Tonnage tax is a system where ship owners or operators can opt to pay an annual tax calculated on the basis of the carrying capacity of a ship rather than profit. It is subject to reviews by the European Commission, with the present regime in Cyprus’s case extended in 2019 for a 10-year period.

“Imposing sanctions is the right thing, but at the same time we need to support a sector that inevitably faces some harmful effects,” Vassilios Demetriades, Cyprus’s Shipping Deputy Minister told Reuters. 

The Group of Seven nations, Australia and the 27 European Union countries imposed on Dec. 5 a $60 cap on seaborne Russian crude, aiming to reduce Moscow’s ability to finance its war in Ukraine and preserve stability on the global oil market.

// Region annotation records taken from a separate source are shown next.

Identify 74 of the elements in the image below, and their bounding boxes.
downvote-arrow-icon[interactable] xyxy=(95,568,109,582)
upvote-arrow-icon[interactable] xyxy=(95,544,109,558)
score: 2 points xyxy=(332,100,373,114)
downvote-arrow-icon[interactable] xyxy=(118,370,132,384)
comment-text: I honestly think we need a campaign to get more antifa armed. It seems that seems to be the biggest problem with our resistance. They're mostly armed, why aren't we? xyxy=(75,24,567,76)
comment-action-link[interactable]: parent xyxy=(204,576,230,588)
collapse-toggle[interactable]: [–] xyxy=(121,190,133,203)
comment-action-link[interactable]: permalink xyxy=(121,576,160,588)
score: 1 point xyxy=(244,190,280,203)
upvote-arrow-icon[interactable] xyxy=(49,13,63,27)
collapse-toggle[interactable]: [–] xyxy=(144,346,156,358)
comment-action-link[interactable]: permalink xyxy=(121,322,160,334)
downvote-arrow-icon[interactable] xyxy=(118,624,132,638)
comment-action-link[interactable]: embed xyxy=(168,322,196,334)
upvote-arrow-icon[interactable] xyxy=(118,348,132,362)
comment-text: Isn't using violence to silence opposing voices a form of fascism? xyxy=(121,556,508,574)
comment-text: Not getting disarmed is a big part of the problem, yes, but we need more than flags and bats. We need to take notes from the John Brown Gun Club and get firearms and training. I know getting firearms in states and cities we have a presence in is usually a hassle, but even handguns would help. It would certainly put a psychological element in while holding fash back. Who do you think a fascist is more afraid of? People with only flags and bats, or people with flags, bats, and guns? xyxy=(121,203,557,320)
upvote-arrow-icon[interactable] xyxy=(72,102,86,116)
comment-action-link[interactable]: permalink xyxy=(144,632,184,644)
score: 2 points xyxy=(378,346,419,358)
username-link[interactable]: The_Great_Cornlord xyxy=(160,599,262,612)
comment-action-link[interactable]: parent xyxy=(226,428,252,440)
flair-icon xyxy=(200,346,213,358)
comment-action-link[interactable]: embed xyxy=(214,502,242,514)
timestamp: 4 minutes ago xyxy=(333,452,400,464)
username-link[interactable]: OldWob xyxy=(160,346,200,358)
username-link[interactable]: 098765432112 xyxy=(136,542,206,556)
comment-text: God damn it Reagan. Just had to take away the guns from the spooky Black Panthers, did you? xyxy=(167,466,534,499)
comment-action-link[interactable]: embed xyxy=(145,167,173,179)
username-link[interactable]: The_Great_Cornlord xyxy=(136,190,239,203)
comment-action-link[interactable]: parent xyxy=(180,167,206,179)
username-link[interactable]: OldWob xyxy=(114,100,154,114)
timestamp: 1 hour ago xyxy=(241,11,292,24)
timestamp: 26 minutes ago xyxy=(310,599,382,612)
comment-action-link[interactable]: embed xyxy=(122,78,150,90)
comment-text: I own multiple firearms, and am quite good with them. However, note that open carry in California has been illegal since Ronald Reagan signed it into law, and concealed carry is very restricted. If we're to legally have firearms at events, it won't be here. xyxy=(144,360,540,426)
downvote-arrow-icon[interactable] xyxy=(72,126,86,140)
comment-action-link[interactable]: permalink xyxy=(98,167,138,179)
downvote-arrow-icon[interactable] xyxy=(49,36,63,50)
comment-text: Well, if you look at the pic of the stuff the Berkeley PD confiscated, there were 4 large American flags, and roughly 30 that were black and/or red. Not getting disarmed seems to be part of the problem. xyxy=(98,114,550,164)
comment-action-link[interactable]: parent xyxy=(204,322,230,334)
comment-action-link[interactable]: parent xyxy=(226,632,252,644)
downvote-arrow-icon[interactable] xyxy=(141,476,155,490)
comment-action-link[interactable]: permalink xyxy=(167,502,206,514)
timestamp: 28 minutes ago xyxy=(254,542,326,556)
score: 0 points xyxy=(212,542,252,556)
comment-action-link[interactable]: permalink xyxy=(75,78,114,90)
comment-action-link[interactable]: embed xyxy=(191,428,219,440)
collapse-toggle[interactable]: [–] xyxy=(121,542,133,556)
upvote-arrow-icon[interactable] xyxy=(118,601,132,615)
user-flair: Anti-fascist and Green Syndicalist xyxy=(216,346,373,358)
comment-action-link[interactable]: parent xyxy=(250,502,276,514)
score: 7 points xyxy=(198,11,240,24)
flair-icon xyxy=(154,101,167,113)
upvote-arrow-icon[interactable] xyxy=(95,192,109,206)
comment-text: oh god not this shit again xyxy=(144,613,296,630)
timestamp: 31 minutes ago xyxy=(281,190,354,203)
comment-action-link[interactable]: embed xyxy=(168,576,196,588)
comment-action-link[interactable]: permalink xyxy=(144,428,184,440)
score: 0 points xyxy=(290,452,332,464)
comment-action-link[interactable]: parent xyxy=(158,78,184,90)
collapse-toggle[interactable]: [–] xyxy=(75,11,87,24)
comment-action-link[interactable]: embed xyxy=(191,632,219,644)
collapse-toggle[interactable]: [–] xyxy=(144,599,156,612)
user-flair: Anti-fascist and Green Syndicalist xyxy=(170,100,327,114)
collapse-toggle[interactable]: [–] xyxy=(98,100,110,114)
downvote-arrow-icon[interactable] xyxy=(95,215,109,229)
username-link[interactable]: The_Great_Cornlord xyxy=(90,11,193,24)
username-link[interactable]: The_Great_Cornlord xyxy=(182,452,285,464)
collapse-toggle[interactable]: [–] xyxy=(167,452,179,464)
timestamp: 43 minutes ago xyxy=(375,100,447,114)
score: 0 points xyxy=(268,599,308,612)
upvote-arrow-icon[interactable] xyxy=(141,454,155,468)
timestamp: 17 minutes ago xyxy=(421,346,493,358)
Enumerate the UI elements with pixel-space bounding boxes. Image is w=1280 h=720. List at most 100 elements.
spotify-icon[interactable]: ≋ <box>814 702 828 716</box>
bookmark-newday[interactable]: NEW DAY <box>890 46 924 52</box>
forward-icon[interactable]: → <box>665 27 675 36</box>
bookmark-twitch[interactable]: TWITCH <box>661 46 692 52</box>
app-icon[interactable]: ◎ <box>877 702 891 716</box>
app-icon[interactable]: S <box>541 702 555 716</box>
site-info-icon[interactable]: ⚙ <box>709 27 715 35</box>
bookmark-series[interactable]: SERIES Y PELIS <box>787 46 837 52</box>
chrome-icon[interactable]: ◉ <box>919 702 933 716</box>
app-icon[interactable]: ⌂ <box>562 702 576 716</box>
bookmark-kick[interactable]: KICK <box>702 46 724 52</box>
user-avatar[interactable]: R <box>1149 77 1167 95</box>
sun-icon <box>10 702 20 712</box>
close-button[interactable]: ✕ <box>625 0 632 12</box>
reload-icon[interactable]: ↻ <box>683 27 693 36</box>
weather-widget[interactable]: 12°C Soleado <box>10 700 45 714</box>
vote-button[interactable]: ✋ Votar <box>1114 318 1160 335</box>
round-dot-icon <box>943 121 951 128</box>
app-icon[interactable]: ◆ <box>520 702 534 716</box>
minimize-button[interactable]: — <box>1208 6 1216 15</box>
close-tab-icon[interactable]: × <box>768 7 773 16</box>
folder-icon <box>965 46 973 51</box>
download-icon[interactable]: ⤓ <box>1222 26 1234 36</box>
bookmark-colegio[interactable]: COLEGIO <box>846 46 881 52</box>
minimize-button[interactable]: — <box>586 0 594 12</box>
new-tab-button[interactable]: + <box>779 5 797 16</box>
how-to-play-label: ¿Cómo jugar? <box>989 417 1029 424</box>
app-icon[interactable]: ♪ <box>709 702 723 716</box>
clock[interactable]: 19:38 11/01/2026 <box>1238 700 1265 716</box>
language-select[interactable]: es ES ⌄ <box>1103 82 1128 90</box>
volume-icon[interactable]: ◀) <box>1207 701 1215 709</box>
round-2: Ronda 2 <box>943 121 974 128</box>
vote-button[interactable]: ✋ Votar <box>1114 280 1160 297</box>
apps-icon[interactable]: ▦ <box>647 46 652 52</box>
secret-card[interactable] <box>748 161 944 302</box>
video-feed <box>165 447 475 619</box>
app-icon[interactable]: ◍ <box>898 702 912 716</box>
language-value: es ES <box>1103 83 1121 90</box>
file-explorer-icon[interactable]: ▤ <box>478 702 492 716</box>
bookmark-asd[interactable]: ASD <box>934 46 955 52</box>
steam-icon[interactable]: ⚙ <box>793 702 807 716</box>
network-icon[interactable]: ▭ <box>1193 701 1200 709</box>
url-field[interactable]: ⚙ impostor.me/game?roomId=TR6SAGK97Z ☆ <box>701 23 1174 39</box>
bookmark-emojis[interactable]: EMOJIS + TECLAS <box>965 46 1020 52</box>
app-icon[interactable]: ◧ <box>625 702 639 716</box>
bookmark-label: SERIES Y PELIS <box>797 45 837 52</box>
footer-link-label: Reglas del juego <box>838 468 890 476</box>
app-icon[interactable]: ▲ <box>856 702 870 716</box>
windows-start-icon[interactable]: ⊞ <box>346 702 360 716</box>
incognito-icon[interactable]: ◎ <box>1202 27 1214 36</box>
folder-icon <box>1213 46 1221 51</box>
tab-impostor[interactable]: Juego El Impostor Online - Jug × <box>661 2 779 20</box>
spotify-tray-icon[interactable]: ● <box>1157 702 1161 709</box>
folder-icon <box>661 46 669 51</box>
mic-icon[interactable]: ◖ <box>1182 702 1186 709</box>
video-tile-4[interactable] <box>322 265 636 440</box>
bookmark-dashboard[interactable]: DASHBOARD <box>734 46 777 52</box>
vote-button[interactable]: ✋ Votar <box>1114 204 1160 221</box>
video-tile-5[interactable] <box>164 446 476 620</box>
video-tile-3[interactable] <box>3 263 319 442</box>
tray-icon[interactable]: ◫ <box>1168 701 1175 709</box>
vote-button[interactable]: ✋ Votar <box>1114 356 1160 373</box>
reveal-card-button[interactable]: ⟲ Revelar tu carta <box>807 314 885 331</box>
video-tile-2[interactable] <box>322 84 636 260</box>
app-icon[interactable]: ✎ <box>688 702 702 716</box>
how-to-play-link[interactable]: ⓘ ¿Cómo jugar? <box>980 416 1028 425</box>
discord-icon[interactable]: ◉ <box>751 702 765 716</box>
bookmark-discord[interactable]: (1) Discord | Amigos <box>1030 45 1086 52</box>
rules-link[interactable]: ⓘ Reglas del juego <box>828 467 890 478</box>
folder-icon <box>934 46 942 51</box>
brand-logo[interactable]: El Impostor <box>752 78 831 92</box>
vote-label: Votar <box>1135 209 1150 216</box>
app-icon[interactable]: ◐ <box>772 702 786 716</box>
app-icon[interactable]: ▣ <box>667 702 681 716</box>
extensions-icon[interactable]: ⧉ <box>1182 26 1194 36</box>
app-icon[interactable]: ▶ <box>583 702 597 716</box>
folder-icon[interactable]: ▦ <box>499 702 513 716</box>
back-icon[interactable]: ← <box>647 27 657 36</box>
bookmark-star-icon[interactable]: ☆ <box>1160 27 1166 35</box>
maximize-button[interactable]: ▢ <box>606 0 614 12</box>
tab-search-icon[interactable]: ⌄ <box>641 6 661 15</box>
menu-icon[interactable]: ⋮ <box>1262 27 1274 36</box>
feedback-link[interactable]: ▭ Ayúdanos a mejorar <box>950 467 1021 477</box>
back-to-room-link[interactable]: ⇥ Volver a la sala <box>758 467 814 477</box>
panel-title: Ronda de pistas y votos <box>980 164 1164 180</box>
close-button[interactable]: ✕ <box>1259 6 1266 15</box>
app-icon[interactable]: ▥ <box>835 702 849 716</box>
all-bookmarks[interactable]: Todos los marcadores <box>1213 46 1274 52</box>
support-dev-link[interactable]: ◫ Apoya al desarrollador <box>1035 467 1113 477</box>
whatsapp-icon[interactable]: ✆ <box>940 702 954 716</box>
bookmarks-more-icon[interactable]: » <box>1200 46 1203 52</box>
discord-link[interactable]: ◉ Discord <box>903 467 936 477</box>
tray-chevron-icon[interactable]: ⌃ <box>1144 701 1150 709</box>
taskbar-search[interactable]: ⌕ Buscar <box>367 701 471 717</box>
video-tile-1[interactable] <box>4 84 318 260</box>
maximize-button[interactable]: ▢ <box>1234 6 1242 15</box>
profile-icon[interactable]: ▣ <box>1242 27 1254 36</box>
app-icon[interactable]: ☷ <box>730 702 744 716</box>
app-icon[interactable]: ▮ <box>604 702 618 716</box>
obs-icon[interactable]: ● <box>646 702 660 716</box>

All those countries combined, Demetriades said, only control 17.5% of the global tanker fleet.

The island has the third largest ship register in the EU, after Malta and Greece. Although its oil tanker fleet is not large – about 10% of the total vessels on the Cyprus register – between October and December of 2022 it lost an estimated 20% of its tankers when talks on an oil price cap began. 

The EU Commission has committed to adopting supportive measures for the sector by Feb. 5.

None of the measures Cyprus suggests have budgetary implications. They would provide a clear message to theshipping industry of its value as a strategic asset pivotal to ensuring the energy independence of Europe and its green agenda, the Cypriot official said.

“The issue is not (about) compensating Cyprus or any EU member state for losing business. The issue is to keepshipping in the EU, to bring back any ships which de-flag,” Demetriades said in a telephone interview. 

“One of the measures of Brussels could be, for those member states that already have EU tonnage tax approved systems, (that they) could be automatically prolonged for another 10 years, for instance.” 

Ways to boost Europe’s shipping sector should also be more prominent in the external relations of the bloc with third parties, Demetriades said.